50% Pasien Asing di Malaysia Berasal dari Indonesia

50% Pasien Asing di Malaysia Berasal dari Indonesia
Malaysia Healthcare Travel Council (MHTC) menjalin kemitraan dengan Traveloka hari dalam memperluas penawaran layanan wisata kesehatan Malaysia Healthcare di Jakarta, Kamis (3/10/2019). ( Foto: Beritasatu Photo / Indah Handayani )
Indah Handayani / FER Kamis, 3 Oktober 2019 | 20:32 WIB

Jakarta, Beritasatu.com - Malaysia Healthcare Travel Council (MHTC) mencatat pada 2018 jumlah pasien dari Indonesia mencapai 900.000 orang. Angka itu merupakan penyumbang tertinggi pasien mancanegara di negeri Jiran tersebut.

Baca Juga: Malaysia Healthcare Travel Council Gandeng Traveloka

Chief Commercial of Malaysia Healthcare Travel Council, Nik Yazmin Nik Azman, mengatakan dengan jumlah tersebut pasien Indonesia menyumbang 50 persen dari total keseluruhan pasien mancanegara di Malaysia. Angka tersebut merupakan yang tertinggi dibandingkan negara lain.

"Pada 2019 diperkirakan jumlah pasien dari Indonesia akan terus meningkat hingga mencapai 1,1 juta orang," ungkap Yazmin di sela konferensi pers Kemitraan Malaysia Healthcare dengan Traveloka di Jakarta, Kamis (3/10/2019).

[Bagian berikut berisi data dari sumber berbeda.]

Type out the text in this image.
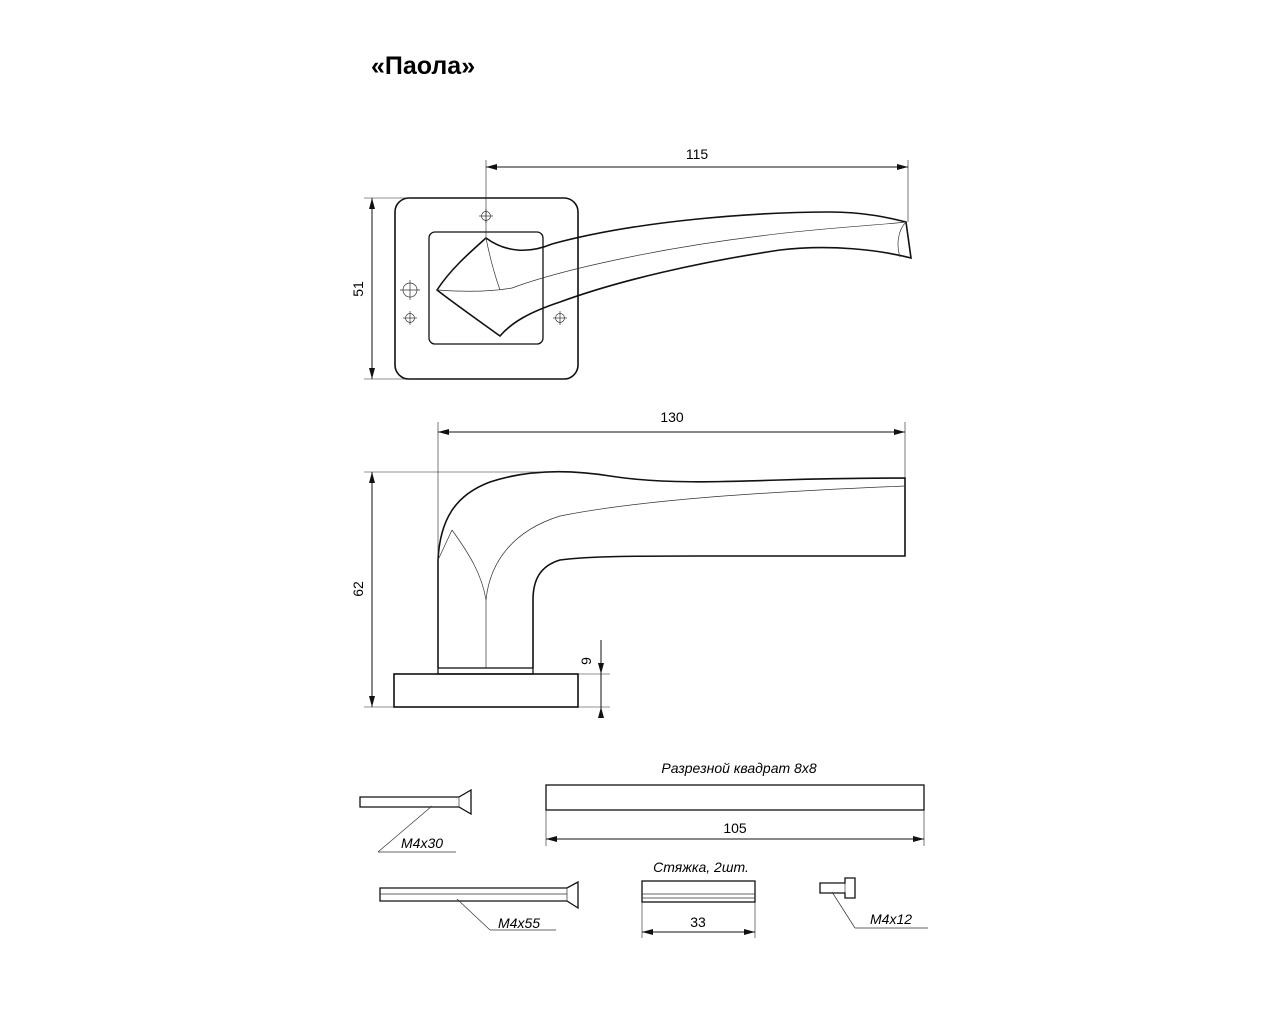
«Паола»
115
51
130
62
9
М4х30
Разрезной квадрат 8x8
105
М4х55
Стяжка, 2шт.
33	М4х12
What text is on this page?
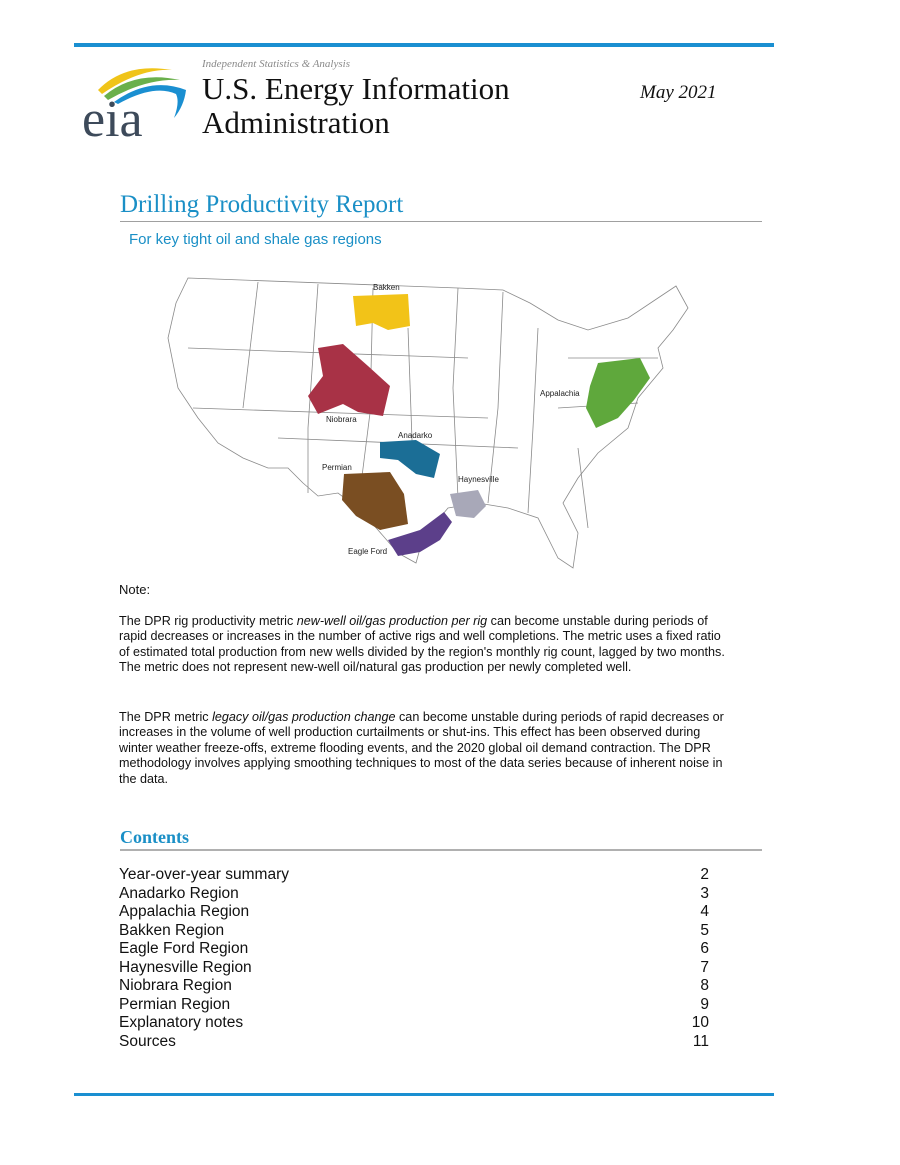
eia
Independent Statistics & Analysis
U.S. Energy Information
Administration
May 2021
Drilling Productivity Report
For key tight oil and shale gas regions
Bakken
Niobrara
Anadarko
Permian
Haynesville
Eagle Ford
Appalachia
Note:
The DPR rig productivity metric new-well oil/gas production per rig can become unstable during periods of rapid decreases or increases in the number of active rigs and well completions. The metric uses a fixed ratio of estimated total production from new wells divided by the region's monthly rig count, lagged by two months. The metric does not represent new-well oil/natural gas production per newly completed well.
The DPR metric legacy oil/gas production change can become unstable during periods of rapid decreases or increases in the volume of well production curtailments or shut-ins. This effect has been observed during winter weather freeze-offs, extreme flooding events, and the 2020 global oil demand contraction. The DPR methodology involves applying smoothing techniques to most of the data series because of inherent noise in the data.
Contents
Year-over-year summary	2
Anadarko Region	3
Appalachia Region	4
Bakken Region	5
Eagle Ford Region	6
Haynesville Region	7
Niobrara Region	8
Permian Region	9
Explanatory notes	10
Sources	11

Yazmin menambahkan, biasnaya masyarakat Indonesia berobat ke wilayah Penang, Kuala Lumpur, dan Malaka. Mereka kebanyakan melakukan medical check up dan beberapa pengobatan penyakit lainnya, seperti kanker, jantung, dan persendian.

"Ada pula yang melakukan prpgram bayi tabung. Sebagian lagi, juga mencari second opinion kepada tenaga medis di Malaysia, serta mencari pengobatan yang memang masih belum ada di Indonesia," jelas Yazmin.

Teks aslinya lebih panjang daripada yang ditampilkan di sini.